当時の私は、彼との結婚を期待していたがゆえに、「私の時間を返して!」と、捻くれ、拗らせていた。しかし確かに、彼の言う通りだ。私のは“未来”の見えない存在だった。
こんな私でも、工業所に入った最初の一年半は男性達に可愛がられた。しかし、仕事にも慣れてきた頃から、周りの私への対応もお座なりとなりだした。新人の女性が入って来た途端に、あっと言う間に、男性達の優しさは、若い華への流れて行った。
しかし、その女性も寿退社。すると、またやんわりと、男性の優しさが戻ってくる。でもその優しさは、当たり障りのない“可愛がる優しさ”なのであった。そして、また新人がくれば、一斉に男性の優しさは“新しい華”へ。

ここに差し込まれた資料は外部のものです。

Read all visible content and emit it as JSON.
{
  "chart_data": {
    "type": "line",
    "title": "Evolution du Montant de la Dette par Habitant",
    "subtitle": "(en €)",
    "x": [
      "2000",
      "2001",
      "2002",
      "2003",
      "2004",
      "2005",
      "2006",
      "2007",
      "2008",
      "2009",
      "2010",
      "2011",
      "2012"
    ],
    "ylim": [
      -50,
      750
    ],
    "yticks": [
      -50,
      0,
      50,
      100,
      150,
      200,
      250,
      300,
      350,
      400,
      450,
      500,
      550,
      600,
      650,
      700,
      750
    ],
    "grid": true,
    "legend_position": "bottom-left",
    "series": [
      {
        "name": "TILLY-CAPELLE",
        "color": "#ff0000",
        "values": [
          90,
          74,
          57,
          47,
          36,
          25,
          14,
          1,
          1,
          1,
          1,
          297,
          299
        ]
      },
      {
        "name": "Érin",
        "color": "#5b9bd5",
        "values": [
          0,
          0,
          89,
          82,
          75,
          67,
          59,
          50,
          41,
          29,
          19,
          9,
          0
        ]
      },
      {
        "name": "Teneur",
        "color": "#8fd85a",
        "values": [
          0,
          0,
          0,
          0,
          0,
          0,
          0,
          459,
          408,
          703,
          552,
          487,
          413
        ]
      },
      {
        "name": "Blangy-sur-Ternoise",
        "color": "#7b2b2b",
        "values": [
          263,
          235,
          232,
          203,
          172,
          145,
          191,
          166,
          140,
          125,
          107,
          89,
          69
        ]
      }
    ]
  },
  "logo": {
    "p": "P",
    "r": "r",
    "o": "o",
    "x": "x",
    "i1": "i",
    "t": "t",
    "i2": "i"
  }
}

遂には周りから、“女は早く寿退社退社”と、いう暗黙の人生の選択肢のようなプレッシャーも一切受けなくなり、私の存在は、ある意味“化石”のようなものになっていった。
たまに会社宛に掛かってくる営業の電話。若い女性から掛かってくると兎に角イライラする。

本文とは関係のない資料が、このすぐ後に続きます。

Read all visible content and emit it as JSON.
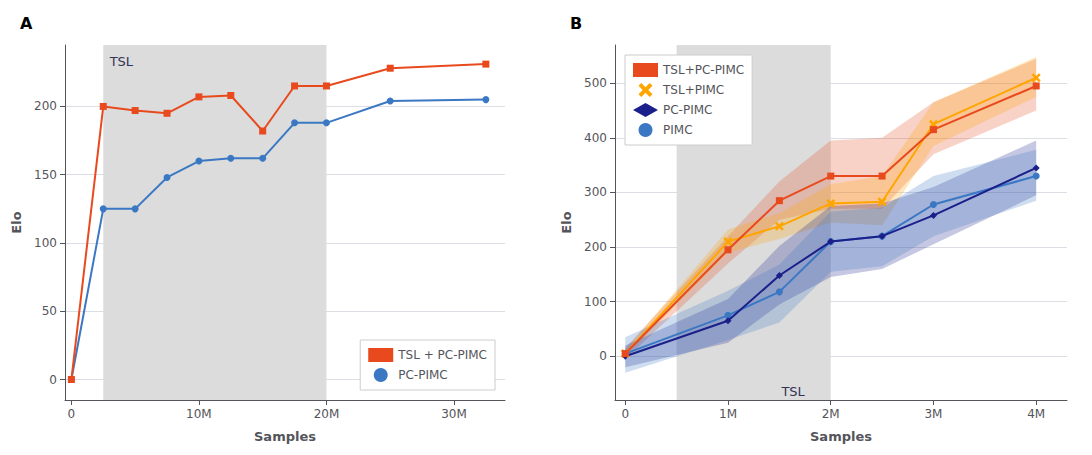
{
  "chart_data": [
    {
      "type": "line",
      "title": "A",
      "xlabel": "Samples",
      "ylabel": "Elo",
      "x": [
        0,
        2500000,
        5000000,
        7500000,
        10000000,
        12500000,
        15000000,
        17500000,
        20000000,
        25000000,
        32500000
      ],
      "series": [
        {
          "name": "TSL + PC-PIMC",
          "color": "#E84A1E",
          "marker": "square",
          "values": [
            0,
            200,
            197,
            195,
            207,
            208,
            182,
            215,
            215,
            228,
            231
          ]
        },
        {
          "name": "PC-PIMC",
          "color": "#3B78C4",
          "marker": "circle",
          "values": [
            0,
            125,
            125,
            148,
            160,
            162,
            162,
            188,
            188,
            204,
            205
          ]
        }
      ],
      "xlim": [
        -500000,
        34000000
      ],
      "xticks": [
        0,
        {
          "value": 10000000,
          "label": "10M"
        },
        {
          "value": 20000000,
          "label": "20M"
        },
        {
          "value": 30000000,
          "label": "30M"
        }
      ],
      "ylim": [
        -15,
        245
      ],
      "yticks": [
        0,
        50,
        100,
        150,
        200
      ],
      "grid": true,
      "legend": "lower right",
      "shaded_region": {
        "start": 2500000,
        "end": 20000000,
        "color": "#DCDCDC"
      },
      "annotations": [
        {
          "text": "TSL",
          "x": 3000000,
          "y": 238
        }
      ]
    },
    {
      "type": "line",
      "title": "B",
      "xlabel": "Samples",
      "ylabel": "Elo",
      "x": [
        0,
        1000000,
        1500000,
        2000000,
        2500000,
        3000000,
        4000000
      ],
      "series": [
        {
          "name": "TSL+PC-PIMC",
          "color": "#E84A1E",
          "marker": "square",
          "values": [
            5,
            195,
            285,
            330,
            330,
            415,
            495
          ],
          "lo": [
            -5,
            170,
            250,
            270,
            270,
            370,
            450
          ],
          "hi": [
            15,
            220,
            320,
            395,
            400,
            465,
            545
          ]
        },
        {
          "name": "TSL+PIMC",
          "color": "#FFA500",
          "marker": "x",
          "values": [
            5,
            210,
            238,
            280,
            283,
            425,
            510
          ],
          "lo": [
            0,
            190,
            215,
            245,
            240,
            385,
            475
          ],
          "hi": [
            12,
            232,
            262,
            315,
            330,
            465,
            548
          ]
        },
        {
          "name": "PC-PIMC",
          "color": "#1B1F8A",
          "marker": "diamond",
          "values": [
            0,
            65,
            148,
            210,
            220,
            258,
            345
          ],
          "lo": [
            -20,
            25,
            95,
            145,
            160,
            205,
            295
          ],
          "hi": [
            20,
            105,
            202,
            275,
            280,
            310,
            395
          ]
        },
        {
          "name": "PIMC",
          "color": "#3B78C4",
          "marker": "circle",
          "values": [
            5,
            75,
            118,
            210,
            220,
            278,
            330
          ],
          "lo": [
            -30,
            30,
            62,
            155,
            165,
            220,
            285
          ],
          "hi": [
            35,
            120,
            168,
            265,
            272,
            330,
            378
          ]
        }
      ],
      "xlim": [
        -100000,
        4300000
      ],
      "xticks": [
        0,
        {
          "value": 1000000,
          "label": "1M"
        },
        {
          "value": 2000000,
          "label": "2M"
        },
        {
          "value": 3000000,
          "label": "3M"
        },
        {
          "value": 4000000,
          "label": "4M"
        }
      ],
      "ylim": [
        -80,
        570
      ],
      "yticks": [
        0,
        100,
        200,
        300,
        400,
        500
      ],
      "grid": true,
      "legend": "upper left",
      "shaded_region": {
        "start": 500000,
        "end": 2000000,
        "color": "#DCDCDC"
      },
      "annotations": [
        {
          "text": "TSL",
          "x": 1520000,
          "y": -52
        }
      ]
    }
  ]
}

向こうも仕事なのだろうが、私にだって仕事がある。きっとアルバイトのオペレーターなのだろう。若くてベタベタしてマニュアル通りの話し方。おかしな日本語に聴こえる話し方が更に感に触り、ついキツい口調での対応になってしまう。
女としてだけではなく、心まで枯れて来ているのだろう。
もはや、本来のまちがいさがしをせずに、自分の人生の全てがまちがいだらけで、伺わ如く感じ始めた。
三十一歳の時、一度だけ不倫をしそうになったことがある。
まちがいさがしのイラストには、家族連れのテーブル。子ども達だけのテーブル。老夫婦のテーブル。二組の家族が混ざって座っているテーブルがあった。
本当に、この老夫婦は幸せなのだろうか。
この二組の家族が混ざっているテーブルでだって、もしかしたらテーブルクロスの下で、違う家族が指を絡めながら手を握りあっているのかもしれない。

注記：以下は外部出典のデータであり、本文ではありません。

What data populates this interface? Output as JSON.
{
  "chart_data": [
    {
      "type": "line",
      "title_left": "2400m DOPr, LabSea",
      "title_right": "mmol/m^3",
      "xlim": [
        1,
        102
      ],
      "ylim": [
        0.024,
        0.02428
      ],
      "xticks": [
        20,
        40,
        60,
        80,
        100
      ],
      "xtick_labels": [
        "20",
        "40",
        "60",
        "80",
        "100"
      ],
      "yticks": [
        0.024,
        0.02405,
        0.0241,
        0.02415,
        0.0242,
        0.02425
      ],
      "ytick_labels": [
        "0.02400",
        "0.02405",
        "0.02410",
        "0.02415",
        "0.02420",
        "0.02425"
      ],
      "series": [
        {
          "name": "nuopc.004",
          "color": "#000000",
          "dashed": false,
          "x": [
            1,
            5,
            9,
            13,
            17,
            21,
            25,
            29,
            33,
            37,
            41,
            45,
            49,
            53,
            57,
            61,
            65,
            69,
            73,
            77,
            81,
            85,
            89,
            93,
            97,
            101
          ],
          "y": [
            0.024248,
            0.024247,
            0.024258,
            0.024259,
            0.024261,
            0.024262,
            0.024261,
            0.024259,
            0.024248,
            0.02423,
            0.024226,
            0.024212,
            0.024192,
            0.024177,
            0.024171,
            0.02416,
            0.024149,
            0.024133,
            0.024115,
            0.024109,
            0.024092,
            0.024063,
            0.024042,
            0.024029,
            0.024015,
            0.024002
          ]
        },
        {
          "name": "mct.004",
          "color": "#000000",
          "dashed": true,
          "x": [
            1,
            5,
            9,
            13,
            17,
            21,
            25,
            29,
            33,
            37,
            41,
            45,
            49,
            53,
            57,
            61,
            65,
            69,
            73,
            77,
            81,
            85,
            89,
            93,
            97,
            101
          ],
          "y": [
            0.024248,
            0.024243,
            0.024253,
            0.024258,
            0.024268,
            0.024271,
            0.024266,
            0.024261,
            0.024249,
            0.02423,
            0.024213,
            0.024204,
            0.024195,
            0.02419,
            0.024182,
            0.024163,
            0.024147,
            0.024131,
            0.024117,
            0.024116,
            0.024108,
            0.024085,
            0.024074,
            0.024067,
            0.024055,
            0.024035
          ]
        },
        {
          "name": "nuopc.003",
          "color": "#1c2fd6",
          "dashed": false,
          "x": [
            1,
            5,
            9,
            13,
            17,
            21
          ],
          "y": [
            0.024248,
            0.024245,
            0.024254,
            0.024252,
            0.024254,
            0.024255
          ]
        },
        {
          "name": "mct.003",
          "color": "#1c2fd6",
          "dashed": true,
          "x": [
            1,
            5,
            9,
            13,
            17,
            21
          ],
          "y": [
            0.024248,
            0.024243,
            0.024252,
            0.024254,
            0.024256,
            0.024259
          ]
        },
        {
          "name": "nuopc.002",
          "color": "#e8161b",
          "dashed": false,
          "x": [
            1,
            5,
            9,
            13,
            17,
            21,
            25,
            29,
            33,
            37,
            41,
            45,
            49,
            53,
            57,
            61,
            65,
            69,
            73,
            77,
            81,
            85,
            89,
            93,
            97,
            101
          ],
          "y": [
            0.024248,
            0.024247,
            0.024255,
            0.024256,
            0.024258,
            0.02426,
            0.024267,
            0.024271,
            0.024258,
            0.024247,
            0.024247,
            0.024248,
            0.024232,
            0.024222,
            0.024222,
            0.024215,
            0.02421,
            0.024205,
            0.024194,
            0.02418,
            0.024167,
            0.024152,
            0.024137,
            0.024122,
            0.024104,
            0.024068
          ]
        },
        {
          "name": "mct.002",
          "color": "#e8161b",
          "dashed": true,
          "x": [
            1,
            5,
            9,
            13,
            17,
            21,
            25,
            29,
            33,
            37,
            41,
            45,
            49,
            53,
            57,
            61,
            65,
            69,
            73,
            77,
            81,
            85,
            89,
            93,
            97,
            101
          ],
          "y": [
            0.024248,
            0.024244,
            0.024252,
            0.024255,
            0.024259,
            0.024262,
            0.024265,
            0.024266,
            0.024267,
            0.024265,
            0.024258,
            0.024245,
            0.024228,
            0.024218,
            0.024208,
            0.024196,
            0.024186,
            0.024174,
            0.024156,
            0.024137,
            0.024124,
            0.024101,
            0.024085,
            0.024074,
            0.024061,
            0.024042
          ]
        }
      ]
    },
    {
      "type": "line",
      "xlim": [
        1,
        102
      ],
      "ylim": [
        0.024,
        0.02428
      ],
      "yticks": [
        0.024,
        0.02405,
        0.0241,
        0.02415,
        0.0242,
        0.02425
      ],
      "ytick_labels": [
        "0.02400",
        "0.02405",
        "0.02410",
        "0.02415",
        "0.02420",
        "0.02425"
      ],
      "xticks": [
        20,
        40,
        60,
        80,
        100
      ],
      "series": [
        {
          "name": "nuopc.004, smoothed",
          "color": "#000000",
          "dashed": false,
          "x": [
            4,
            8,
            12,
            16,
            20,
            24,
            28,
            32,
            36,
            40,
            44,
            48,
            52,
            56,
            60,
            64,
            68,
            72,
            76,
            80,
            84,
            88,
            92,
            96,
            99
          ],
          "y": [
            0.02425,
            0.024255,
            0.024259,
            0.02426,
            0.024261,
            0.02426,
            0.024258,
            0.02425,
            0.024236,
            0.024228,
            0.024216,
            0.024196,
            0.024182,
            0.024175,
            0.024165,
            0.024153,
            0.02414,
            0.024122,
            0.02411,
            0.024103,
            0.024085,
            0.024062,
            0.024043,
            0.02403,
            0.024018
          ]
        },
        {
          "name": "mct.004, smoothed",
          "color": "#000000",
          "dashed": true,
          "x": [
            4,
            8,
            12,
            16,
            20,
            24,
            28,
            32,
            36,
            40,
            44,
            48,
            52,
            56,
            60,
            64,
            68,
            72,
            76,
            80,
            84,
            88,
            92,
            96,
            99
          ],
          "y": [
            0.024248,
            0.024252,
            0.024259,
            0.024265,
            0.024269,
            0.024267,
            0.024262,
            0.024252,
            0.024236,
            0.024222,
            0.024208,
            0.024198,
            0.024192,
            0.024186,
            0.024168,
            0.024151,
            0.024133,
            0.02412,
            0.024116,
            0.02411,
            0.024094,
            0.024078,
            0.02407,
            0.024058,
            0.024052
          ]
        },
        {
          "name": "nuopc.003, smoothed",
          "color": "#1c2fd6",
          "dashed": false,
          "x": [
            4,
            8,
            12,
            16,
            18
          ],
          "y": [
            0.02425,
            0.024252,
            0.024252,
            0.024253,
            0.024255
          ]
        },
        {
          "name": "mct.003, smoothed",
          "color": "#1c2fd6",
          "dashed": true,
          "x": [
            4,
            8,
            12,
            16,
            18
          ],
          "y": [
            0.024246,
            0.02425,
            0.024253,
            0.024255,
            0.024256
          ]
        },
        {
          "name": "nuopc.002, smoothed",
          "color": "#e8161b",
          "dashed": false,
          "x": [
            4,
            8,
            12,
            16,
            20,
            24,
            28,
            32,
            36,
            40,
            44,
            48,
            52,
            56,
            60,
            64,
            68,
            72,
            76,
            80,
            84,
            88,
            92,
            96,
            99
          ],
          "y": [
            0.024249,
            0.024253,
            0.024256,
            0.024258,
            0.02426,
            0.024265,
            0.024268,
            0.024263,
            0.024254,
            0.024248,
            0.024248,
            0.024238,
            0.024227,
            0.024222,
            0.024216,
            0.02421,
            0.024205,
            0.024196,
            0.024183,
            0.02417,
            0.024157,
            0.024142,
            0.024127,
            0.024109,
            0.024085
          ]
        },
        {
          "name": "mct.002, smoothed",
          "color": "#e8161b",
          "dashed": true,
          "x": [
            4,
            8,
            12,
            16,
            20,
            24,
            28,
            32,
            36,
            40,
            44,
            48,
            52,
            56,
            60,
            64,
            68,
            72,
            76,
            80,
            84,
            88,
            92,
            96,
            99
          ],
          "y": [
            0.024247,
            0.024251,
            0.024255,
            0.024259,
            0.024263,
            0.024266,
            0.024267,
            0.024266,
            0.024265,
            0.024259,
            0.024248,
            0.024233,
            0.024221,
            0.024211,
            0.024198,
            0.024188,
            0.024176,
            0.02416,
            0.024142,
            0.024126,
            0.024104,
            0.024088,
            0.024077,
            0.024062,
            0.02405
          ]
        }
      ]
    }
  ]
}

本当に、この子供たちは、この夫婦の子供なのだろうか?
イラストではなく、何故かそんな背景に妄想が働き始めて、拗らせて来ている。
もはや“まちがいさがし”ではなく、“こじつけ探し”、“あら捜し”でしかない。
こんな自分が可笑しくて、なぜだか笑えてきてしまった。
こじつけ探し、あら捜し……か。
さっきから“タラレバ”ばかり言って……。
私は、何をしているのやら。
声を出せないけれども、私の中で笑いのツボに入り、笑って肩が震えてしまった。
本来のメニューのまちがいかざしを諦めて、携帯で“ファミリーレストラン まちがいさがし 答え”で、検索してみた。
すんなりとファミリーレストランのホームページへ飛び、答え合わせをしていく。自分で見つけた九個は正解だった。
後の一つは……。
「……あ。」
注文していたカルボナーラは、時間が経って冷えてしまい、チーズとクリームが固まり、化石の様になっていた。